This year's conference, the largest nonprofit housing conference in North America, was held from November 15 to November 18. ONPHA, an umbrella organization representing almost all of Ontario's nonprofit housing sector, uses its annual awards to showcase member organizations doing especially interesting and innovative work.
"The awards were developed really to serve two functions," says John Wilson, manager of communications and marketing with ONPHA. "First, to reward groups that are trying new things that really push the envelope in the way that we do our job. But also, at the same time, to inspire the rest of the people in the room to maybe try something new or to do something differently."
Since 2004, the Ja'Fari Housing Association has worked tirelessly to build partnerships with community members and community organizations, a strategy, says Wilson, which the awards committee wanted to celebrate.

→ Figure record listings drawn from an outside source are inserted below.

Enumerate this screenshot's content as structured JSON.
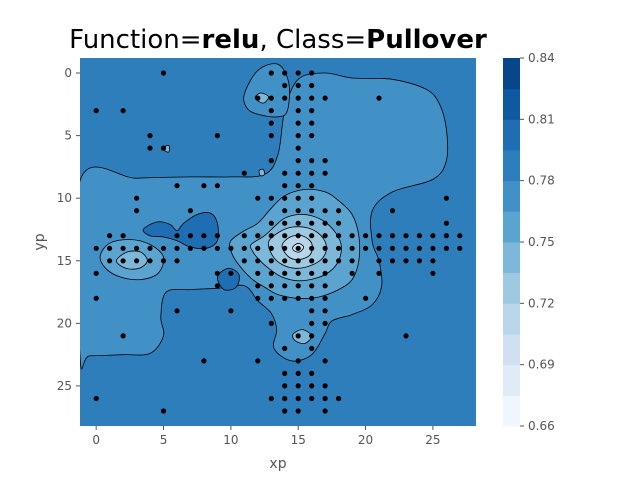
{
  "chart_data": {
    "type": "contourf",
    "title_parts": [
      {
        "text": "Function=",
        "bold": false
      },
      {
        "text": "relu",
        "bold": true
      },
      {
        "text": ", Class=",
        "bold": false
      },
      {
        "text": "Pullover",
        "bold": true
      }
    ],
    "xlabel": "xp",
    "ylabel": "yp",
    "xlim": [
      -1.2,
      28.2
    ],
    "ylim": [
      28.2,
      -1.2
    ],
    "y_inverted": true,
    "xticks": [
      0,
      5,
      10,
      15,
      20,
      25
    ],
    "yticks": [
      0,
      5,
      10,
      15,
      20,
      25
    ],
    "colorbar": {
      "levels": [
        0.66,
        0.675,
        0.69,
        0.705,
        0.72,
        0.735,
        0.75,
        0.765,
        0.78,
        0.795,
        0.81,
        0.825,
        0.84
      ],
      "tick_values": [
        0.66,
        0.69,
        0.72,
        0.75,
        0.78,
        0.81,
        0.84
      ],
      "tick_labels": [
        "0.66",
        "0.69",
        "0.72",
        "0.75",
        "0.78",
        "0.81",
        "0.84"
      ],
      "colors": [
        "#f0f6fd",
        "#dfebf7",
        "#cee0f2",
        "#b9d6ea",
        "#9ecae1",
        "#7db8da",
        "#5ca4d0",
        "#4191c6",
        "#2e7ebc",
        "#1f6eb3",
        "#0f59a3",
        "#08468c"
      ]
    },
    "background_value": 0.79,
    "regions": [
      {
        "value": 0.773,
        "points": [
          [
            -1.2,
            8.6
          ],
          [
            3,
            8.4
          ],
          [
            7,
            8.3
          ],
          [
            10,
            8.3
          ],
          [
            12.5,
            8.1
          ],
          [
            13.5,
            6.5
          ],
          [
            14,
            3
          ],
          [
            15,
            0.5
          ],
          [
            17,
            0
          ],
          [
            19,
            0.4
          ],
          [
            22,
            0.5
          ],
          [
            24.5,
            1.3
          ],
          [
            25.5,
            2.5
          ],
          [
            26,
            4.5
          ],
          [
            26,
            7
          ],
          [
            25,
            8.5
          ],
          [
            22,
            9.5
          ],
          [
            20.5,
            11
          ],
          [
            20.5,
            13.5
          ],
          [
            21,
            15
          ],
          [
            21.2,
            17
          ],
          [
            20.5,
            18.5
          ],
          [
            19,
            19.3
          ],
          [
            17.5,
            19.8
          ],
          [
            17,
            20.8
          ],
          [
            16,
            22.5
          ],
          [
            14.5,
            23
          ],
          [
            13.2,
            22
          ],
          [
            13.4,
            20.5
          ],
          [
            13,
            19.2
          ],
          [
            12,
            18.2
          ],
          [
            11,
            17
          ],
          [
            9,
            17.2
          ],
          [
            7,
            17.3
          ],
          [
            5.2,
            17.5
          ],
          [
            4.8,
            19.5
          ],
          [
            5,
            21
          ],
          [
            4,
            22.4
          ],
          [
            2,
            22.5
          ],
          [
            -0.5,
            22.6
          ],
          [
            -1.2,
            22.6
          ]
        ]
      },
      {
        "value": 0.773,
        "points": [
          [
            11,
            1.7
          ],
          [
            12,
            -0.2
          ],
          [
            13.5,
            -0.7
          ],
          [
            14.3,
            0.8
          ],
          [
            14.2,
            3
          ],
          [
            13.5,
            3.5
          ],
          [
            12,
            3.3
          ],
          [
            11.2,
            2.8
          ]
        ]
      },
      {
        "value": 0.757,
        "points": [
          [
            10,
            13.4
          ],
          [
            11,
            12.6
          ],
          [
            12,
            12
          ],
          [
            13,
            10.8
          ],
          [
            14,
            9.8
          ],
          [
            15.5,
            9.3
          ],
          [
            17,
            9.5
          ],
          [
            18,
            10.2
          ],
          [
            19,
            11.3
          ],
          [
            19.5,
            13
          ],
          [
            19.5,
            15
          ],
          [
            19,
            16.5
          ],
          [
            18,
            17.3
          ],
          [
            16.5,
            17.9
          ],
          [
            15,
            18
          ],
          [
            13.5,
            17.7
          ],
          [
            12.5,
            17.1
          ],
          [
            11.5,
            16.4
          ],
          [
            10.5,
            15.2
          ],
          [
            10,
            14.2
          ]
        ]
      },
      {
        "value": 0.742,
        "points": [
          [
            11.5,
            13.7
          ],
          [
            12.5,
            13
          ],
          [
            13.3,
            12.2
          ],
          [
            14,
            11.6
          ],
          [
            15,
            11.3
          ],
          [
            16,
            11.4
          ],
          [
            17,
            11.9
          ],
          [
            17.8,
            12.8
          ],
          [
            18.2,
            13.8
          ],
          [
            18,
            15
          ],
          [
            17.3,
            15.9
          ],
          [
            16.3,
            16.4
          ],
          [
            15,
            16.6
          ],
          [
            13.8,
            16.3
          ],
          [
            12.8,
            15.6
          ],
          [
            12,
            14.8
          ],
          [
            11.6,
            14.2
          ]
        ]
      },
      {
        "value": 0.727,
        "points": [
          [
            12.8,
            13.5
          ],
          [
            13.6,
            12.7
          ],
          [
            14.6,
            12.3
          ],
          [
            15.8,
            12.4
          ],
          [
            16.7,
            13
          ],
          [
            17.1,
            13.9
          ],
          [
            16.8,
            14.8
          ],
          [
            15.9,
            15.4
          ],
          [
            14.8,
            15.6
          ],
          [
            13.8,
            15.3
          ],
          [
            13.1,
            14.6
          ]
        ]
      },
      {
        "value": 0.712,
        "points": [
          [
            13.8,
            13.8
          ],
          [
            14.4,
            13.1
          ],
          [
            15.3,
            13
          ],
          [
            16,
            13.6
          ],
          [
            15.9,
            14.5
          ],
          [
            15.1,
            14.9
          ],
          [
            14.3,
            14.7
          ]
        ]
      },
      {
        "value": 0.696,
        "points": [
          [
            14.6,
            13.9
          ],
          [
            15,
            13.6
          ],
          [
            15.4,
            13.9
          ],
          [
            15.1,
            14.3
          ],
          [
            14.7,
            14.2
          ]
        ]
      },
      {
        "value": 0.757,
        "points": [
          [
            0.3,
            14.6
          ],
          [
            1,
            13.6
          ],
          [
            2.5,
            13.3
          ],
          [
            4,
            13.7
          ],
          [
            5,
            14.7
          ],
          [
            4.6,
            16
          ],
          [
            3.3,
            16.5
          ],
          [
            1.8,
            16.3
          ],
          [
            0.7,
            15.6
          ]
        ]
      },
      {
        "value": 0.742,
        "points": [
          [
            1.5,
            15
          ],
          [
            2.3,
            14.3
          ],
          [
            3.3,
            14.3
          ],
          [
            3.8,
            15
          ],
          [
            3.2,
            15.6
          ],
          [
            2.2,
            15.6
          ]
        ]
      },
      {
        "value": 0.802,
        "points": [
          [
            3.5,
            12.5
          ],
          [
            4.5,
            11.9
          ],
          [
            5.5,
            12.1
          ],
          [
            6,
            12.6
          ],
          [
            6.5,
            12
          ],
          [
            7.5,
            11.3
          ],
          [
            8.5,
            11.2
          ],
          [
            9,
            12
          ],
          [
            9,
            13.4
          ],
          [
            8.2,
            14
          ],
          [
            7,
            13.9
          ],
          [
            6,
            13.4
          ],
          [
            5,
            13.1
          ],
          [
            4,
            13
          ]
        ]
      },
      {
        "value": 0.802,
        "points": [
          [
            9,
            16.3
          ],
          [
            9.8,
            15.6
          ],
          [
            10.6,
            16.1
          ],
          [
            10.4,
            17.1
          ],
          [
            9.5,
            17.3
          ]
        ]
      },
      {
        "value": 0.742,
        "points": [
          [
            14.6,
            20.9
          ],
          [
            15.3,
            20.5
          ],
          [
            16,
            21
          ],
          [
            15.5,
            21.6
          ],
          [
            14.8,
            21.4
          ]
        ]
      },
      {
        "value": 0.742,
        "points": [
          [
            11.8,
            2
          ],
          [
            12.2,
            1.6
          ],
          [
            12.8,
            1.9
          ],
          [
            12.4,
            2.4
          ]
        ]
      },
      {
        "value": 0.742,
        "points": [
          [
            5.1,
            5.9
          ],
          [
            5.4,
            5.8
          ],
          [
            5.4,
            6.3
          ],
          [
            5.1,
            6.2
          ]
        ]
      },
      {
        "value": 0.742,
        "points": [
          [
            12.1,
            7.8
          ],
          [
            12.4,
            7.7
          ],
          [
            12.5,
            8.1
          ],
          [
            12.2,
            8.2
          ]
        ]
      }
    ],
    "points": [
      [
        5,
        0
      ],
      [
        13,
        0
      ],
      [
        14,
        0
      ],
      [
        15,
        0
      ],
      [
        16,
        0
      ],
      [
        0,
        3
      ],
      [
        2,
        3
      ],
      [
        12,
        2
      ],
      [
        13,
        2
      ],
      [
        14,
        1
      ],
      [
        14,
        2
      ],
      [
        15,
        1
      ],
      [
        15,
        2
      ],
      [
        16,
        2
      ],
      [
        16,
        1
      ],
      [
        17,
        2
      ],
      [
        13,
        3
      ],
      [
        13,
        4
      ],
      [
        15,
        3
      ],
      [
        15,
        4
      ],
      [
        16,
        3
      ],
      [
        16,
        4
      ],
      [
        16,
        5
      ],
      [
        4,
        5
      ],
      [
        4,
        6
      ],
      [
        5,
        6
      ],
      [
        9,
        5
      ],
      [
        13,
        5
      ],
      [
        15,
        5
      ],
      [
        13,
        7
      ],
      [
        15,
        6
      ],
      [
        15,
        7
      ],
      [
        16,
        7
      ],
      [
        17,
        7
      ],
      [
        17,
        8
      ],
      [
        6,
        9
      ],
      [
        8,
        9
      ],
      [
        9,
        9
      ],
      [
        14,
        8
      ],
      [
        14,
        9
      ],
      [
        15,
        8
      ],
      [
        15,
        9
      ],
      [
        16,
        8
      ],
      [
        16,
        9
      ],
      [
        3,
        10
      ],
      [
        3,
        11
      ],
      [
        11,
        8
      ],
      [
        12,
        10
      ],
      [
        13,
        10
      ],
      [
        14,
        10
      ],
      [
        15,
        10
      ],
      [
        16,
        10
      ],
      [
        17,
        11
      ],
      [
        18,
        11
      ],
      [
        21,
        2
      ],
      [
        22,
        11
      ],
      [
        26,
        10
      ],
      [
        26,
        12
      ],
      [
        0,
        14
      ],
      [
        1,
        13
      ],
      [
        1,
        14
      ],
      [
        1,
        15
      ],
      [
        2,
        13
      ],
      [
        2,
        14
      ],
      [
        2,
        15
      ],
      [
        3,
        14
      ],
      [
        3,
        15
      ],
      [
        4,
        14
      ],
      [
        4,
        15
      ],
      [
        5,
        14
      ],
      [
        5,
        15
      ],
      [
        6,
        13
      ],
      [
        6,
        14
      ],
      [
        6,
        15
      ],
      [
        7,
        11
      ],
      [
        7,
        13
      ],
      [
        7,
        14
      ],
      [
        8,
        13
      ],
      [
        8,
        14
      ],
      [
        9,
        13
      ],
      [
        9,
        14
      ],
      [
        10,
        14
      ],
      [
        11,
        13
      ],
      [
        11,
        14
      ],
      [
        11,
        15
      ],
      [
        12,
        13
      ],
      [
        12,
        14
      ],
      [
        12,
        15
      ],
      [
        12,
        16
      ],
      [
        13,
        12
      ],
      [
        13,
        13
      ],
      [
        13,
        14
      ],
      [
        13,
        15
      ],
      [
        13,
        16
      ],
      [
        14,
        11
      ],
      [
        14,
        12
      ],
      [
        14,
        13
      ],
      [
        14,
        14
      ],
      [
        14,
        15
      ],
      [
        14,
        16
      ],
      [
        15,
        11
      ],
      [
        15,
        12
      ],
      [
        15,
        13
      ],
      [
        15,
        14
      ],
      [
        15,
        15
      ],
      [
        15,
        16
      ],
      [
        16,
        11
      ],
      [
        16,
        12
      ],
      [
        16,
        13
      ],
      [
        16,
        14
      ],
      [
        16,
        15
      ],
      [
        16,
        16
      ],
      [
        17,
        12
      ],
      [
        17,
        13
      ],
      [
        17,
        14
      ],
      [
        17,
        15
      ],
      [
        17,
        16
      ],
      [
        18,
        12
      ],
      [
        18,
        13
      ],
      [
        18,
        14
      ],
      [
        18,
        15
      ],
      [
        19,
        13
      ],
      [
        19,
        14
      ],
      [
        19,
        15
      ],
      [
        20,
        13
      ],
      [
        20,
        14
      ],
      [
        21,
        13
      ],
      [
        21,
        14
      ],
      [
        21,
        15
      ],
      [
        22,
        13
      ],
      [
        22,
        14
      ],
      [
        22,
        15
      ],
      [
        23,
        13
      ],
      [
        23,
        14
      ],
      [
        23,
        15
      ],
      [
        24,
        13
      ],
      [
        24,
        14
      ],
      [
        24,
        15
      ],
      [
        25,
        13
      ],
      [
        25,
        14
      ],
      [
        25,
        15
      ],
      [
        26,
        13
      ],
      [
        26,
        14
      ],
      [
        27,
        13
      ],
      [
        27,
        14
      ],
      [
        0,
        16
      ],
      [
        0,
        18
      ],
      [
        6,
        19
      ],
      [
        9,
        16
      ],
      [
        9,
        17
      ],
      [
        10,
        16
      ],
      [
        10,
        19
      ],
      [
        12,
        17
      ],
      [
        12,
        18
      ],
      [
        13,
        17
      ],
      [
        13,
        18
      ],
      [
        14,
        17
      ],
      [
        14,
        18
      ],
      [
        15,
        17
      ],
      [
        15,
        18
      ],
      [
        16,
        17
      ],
      [
        16,
        18
      ],
      [
        17,
        17
      ],
      [
        17,
        18
      ],
      [
        19,
        16
      ],
      [
        21,
        16
      ],
      [
        25,
        16
      ],
      [
        20,
        18
      ],
      [
        17,
        19
      ],
      [
        16,
        19
      ],
      [
        16,
        20
      ],
      [
        17,
        20
      ],
      [
        13,
        20
      ],
      [
        16,
        21
      ],
      [
        15,
        21
      ],
      [
        14,
        22
      ],
      [
        16,
        22
      ],
      [
        2,
        21
      ],
      [
        8,
        23
      ],
      [
        12,
        23
      ],
      [
        15,
        23
      ],
      [
        17,
        23
      ],
      [
        14,
        24
      ],
      [
        15,
        24
      ],
      [
        16,
        24
      ],
      [
        14,
        25
      ],
      [
        15,
        25
      ],
      [
        16,
        25
      ],
      [
        17,
        25
      ],
      [
        13,
        26
      ],
      [
        14,
        26
      ],
      [
        15,
        26
      ],
      [
        16,
        26
      ],
      [
        17,
        26
      ],
      [
        18,
        26
      ],
      [
        0,
        26
      ],
      [
        5,
        27
      ],
      [
        14,
        27
      ],
      [
        15,
        27
      ],
      [
        17,
        27
      ],
      [
        23,
        21
      ]
    ]
  }
}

"What stood out for the group in this case is really two things. One, how attentive Ja'Fari is to their tenants and their needs, and also how it works to secure the partners it needs to meet those needs."
About five years ago Ja'Fari's board recognized that their already marginalized tenants were having difficulty accessing culturally sensitive social services as well as services in languages they could understand. Ja'Fari board members and staff reached out to the wider community in order to provide much needed services for their tenants, including language interpretation, legal advice and employment counselling.

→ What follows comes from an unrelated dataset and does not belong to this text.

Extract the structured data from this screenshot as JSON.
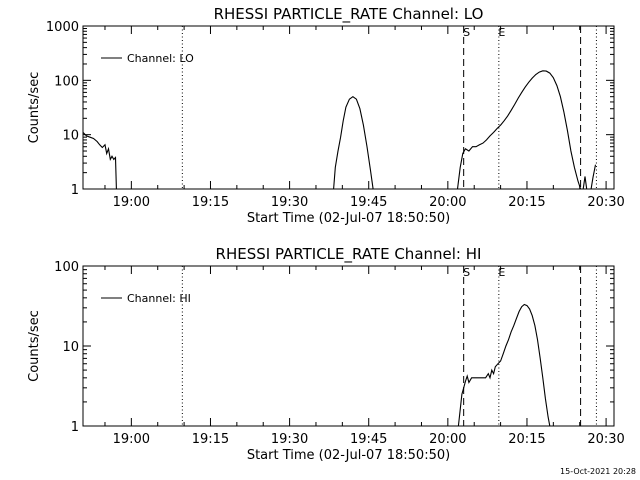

One of Ja'Fari's biggest partners, York Region's
Sandgate Women's Shelter, was offered onsite space to provide support services for Ja'Fari tenants. Ja'Fari has also recently partnered with York Region Police in order build trust between its community and the police force. And Ja'Fari's affiliated youth-focused charity, the Crescent Village Fund, has built basketball courts and shared work and activity spaces for younge people in the community.
To top it off, Ja'Fari has also partnered with a local yoga instructor to provide subsidized yoga for its tenants three times a week.
It's these kinds of partnerships, Wilson hopes, that will inspire other nonprofit housing boards.
"A lot of our members work with very difficult communities. But also, at the same time, many of our members are funded as landlords, not as community developers and not as social workers. Making a healthy community when you don't have the internal capacity can be difficult. So what we liked about Ja'Fari’s approach is they brought the community into their building. By housing those services it also brought the wider community in and also situated Ja'Fari in the context of the wider community."
As it does with all its award winners, ONPHA produced a video documenting Ja'Fari's many successes and challenges (check it out
here) and shared the Ja'Fari story with audiences over the course of the four-day conference.